Под тремя алмазами

Кожаную куртку с него сняла розовощекая фрекен, скорее шведка, чем финка, в чистеньком белом фартучке, в ослепительной кружевной наколке на белокурой голове.

«Если у Суоми отнять ее чистоту, останется только сырость и дурной характер…» – где он это читал? Или – слышал. Давно.

Он не заметил милого приветствия. Приглаживая светлые волосы, он стоял в прихожей и прислушивался к громким голосам. Потом заглянул – не в дверь, а в зеркало.

В зеркале отражался маленький зал «Девчонки». Абсолютно пусто. Пять‑шесть столиков, накрытых сияющими скатеретками из замечательной финской бумаги, превосходящей качествами самое лучшее полотно. Цветистые дорожки половичков (тоже, небось, бумажные!) на вылощенном чище иного стола полу. Искусственные бумажные цветы, аккуратные пучки зубочисток в вазочках…

На среднем столике между окнами гипсовый старикашка размашисто играл на гуслях…

Хо‑хо! Вся Европа ковыряет теперь в зубах дешевым финским лесом! Весь мир печатает чепуху на разжеванной финской древесине, на белой коре милой «койву», плакучей северной березы… Радуйся, старый гусляр![6]

Два только человека, – толстый и потоньше, – спинами к двери, спорили у окна, сквозь которое с юга било снопами солнце. Толстый плачущим голосом жаловался на что‑то; второй, не удостаивая ответом, равнодушно, но внимательно смотрел сквозь стекла на Ульрикасгатан, на Брунспарк.

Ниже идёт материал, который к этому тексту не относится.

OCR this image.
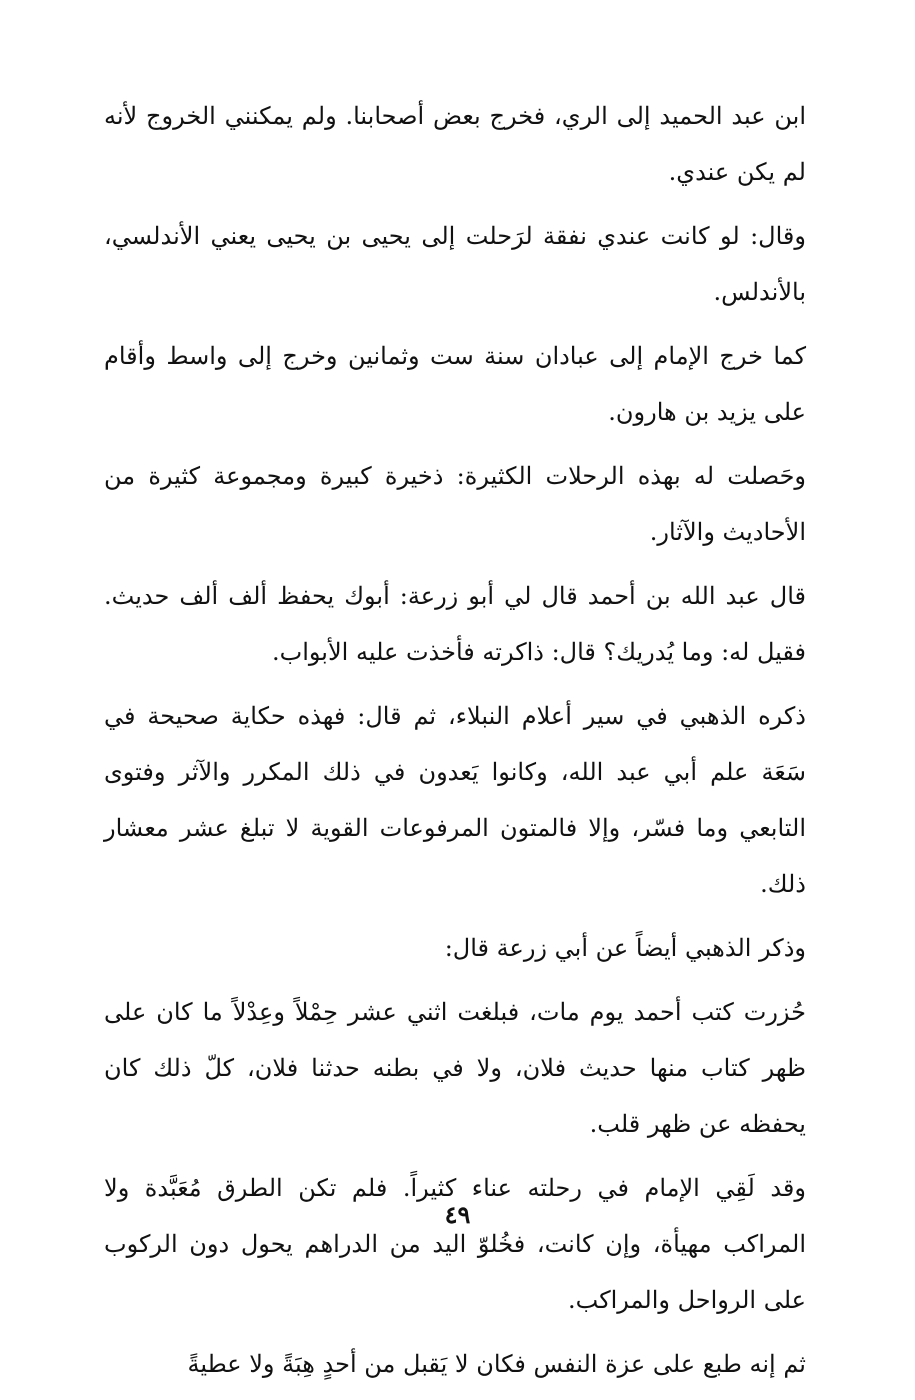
ابن عبد الحميد إلى الري، فخرج بعض أصحابنا. ولم يمكنني الخروج لأنه لم يكن عندي.

وقال: لو كانت عندي نفقة لرَحلت إلى يحيى بن يحيى يعني الأندلسي، بالأندلس.

كما خرج الإمام إلى عبادان سنة ست وثمانين وخرج إلى واسط وأقام على يزيد بن هارون.

وحَصلت له بهذه الرحلات الكثيرة: ذخيرة كبيرة ومجموعة كثيرة من الأحاديث والآثار.

قال عبد الله بن أحمد قال لي أبو زرعة: أبوك يحفظ ألف ألف حديث. فقيل له: وما يُدريك؟ قال: ذاكرته فأخذت عليه الأبواب.

ذكره الذهبي في سير أعلام النبلاء، ثم قال: فهذه حكاية صحيحة في سَعَة علم أبي عبد الله، وكانوا يَعدون في ذلك المكرر والآثر وفتوى التابعي وما فسّر، وإلا فالمتون المرفوعات القوية لا تبلغ عشر معشار ذلك.

وذكر الذهبي أيضاً عن أبي زرعة قال:

حُزرت كتب أحمد يوم مات، فبلغت اثني عشر حِمْلاً وعِدْلاً ما كان على ظهر كتاب منها حديث فلان، ولا في بطنه حدثنا فلان، كلّ ذلك كان يحفظه عن ظهر قلب.

وقد لَقِي الإمام في رحلته عناء كثيراً. فلم تكن الطرق مُعَبَّدة ولا المراكب مهيأة، وإن كانت، فخُلوّ اليد من الدراهم يحول دون الركوب على الرواحل والمراكب.

ثم إنه طبع على عزة النفس فكان لا يَقبل من أحدٍ هِبَةً ولا عطيةً

٤٩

– И опять ты скрываешь от меня самое главное, Аркаша! – донеслось до прихожей. – Как тебе не грех?! Хорошо тебе с таким корреспондентским билетом в кармане, с такими связями… А мне… Что ты разнюхал? Совещание, совещание… Я уже болен от этих совещаний. Зачем они собираются? Ради чего?

Вошедший приглядывался к сидящим. Его не замечали. Тогда он вдруг шагнул вперед и громко, так, точно его появление было условлено заранее, сказал:

– Алло, Гурманов! Вот и я!

Оба собеседника обернулись, как ужаленные. Было забавно видеть, как мгновенно, несколько раз подряд, изменилось выражение лица более тонкого из них – округлого, благообразного и вместе с тем пошловатого, адвокатского, актерского или провизорского лица с небольшими усиками: испуг, удивление, радость, досада… И вдруг – чистый восторг, искренняя приязнь, почти счастье…

– Макферсон! Джонни! Не может быть! Откуда вы? – закричал он, вскакивая навстречу молодому человеку. – Ну, мог ли я думать, что речь идет именно о вас, милый мальчик!? Клянусь тиссом, буком… И чем еще там, а? Давайте садитесь, садитесь сюда с нами! Алло, фрёкен! Еще три стакана какао… Ну да; и этой вашей сухой дряни, если ничего другого нет! Ах, старый дружище! Я – баснословно рад! Слушай, Борис! Вот человек, которого ты должен слушаться, как меня самого, во всем. Слепо! Как сукин сын! Но – какой счастливый выбор! Кто его сделал? Неужели он сам? Я всегда говорил: у толстяка чутье – верховое, как у лучшего сеттера! Выбрать Ванечку Макферсона! Да ведь это же – правый берег Невы! Гимназия Карла Мая на 14‑й линии, угол Среднего! Теннисный клуб на Крестовском! Ха‑ха‑ха! «Товарищи?! При чем тут Англия?!» Но вам не кажется, Макферсон, что слишком много знают вас там, в… Северной Пальмире? Фрёкен, да что же вы, чёртова кукла?! Вы – автомобилем?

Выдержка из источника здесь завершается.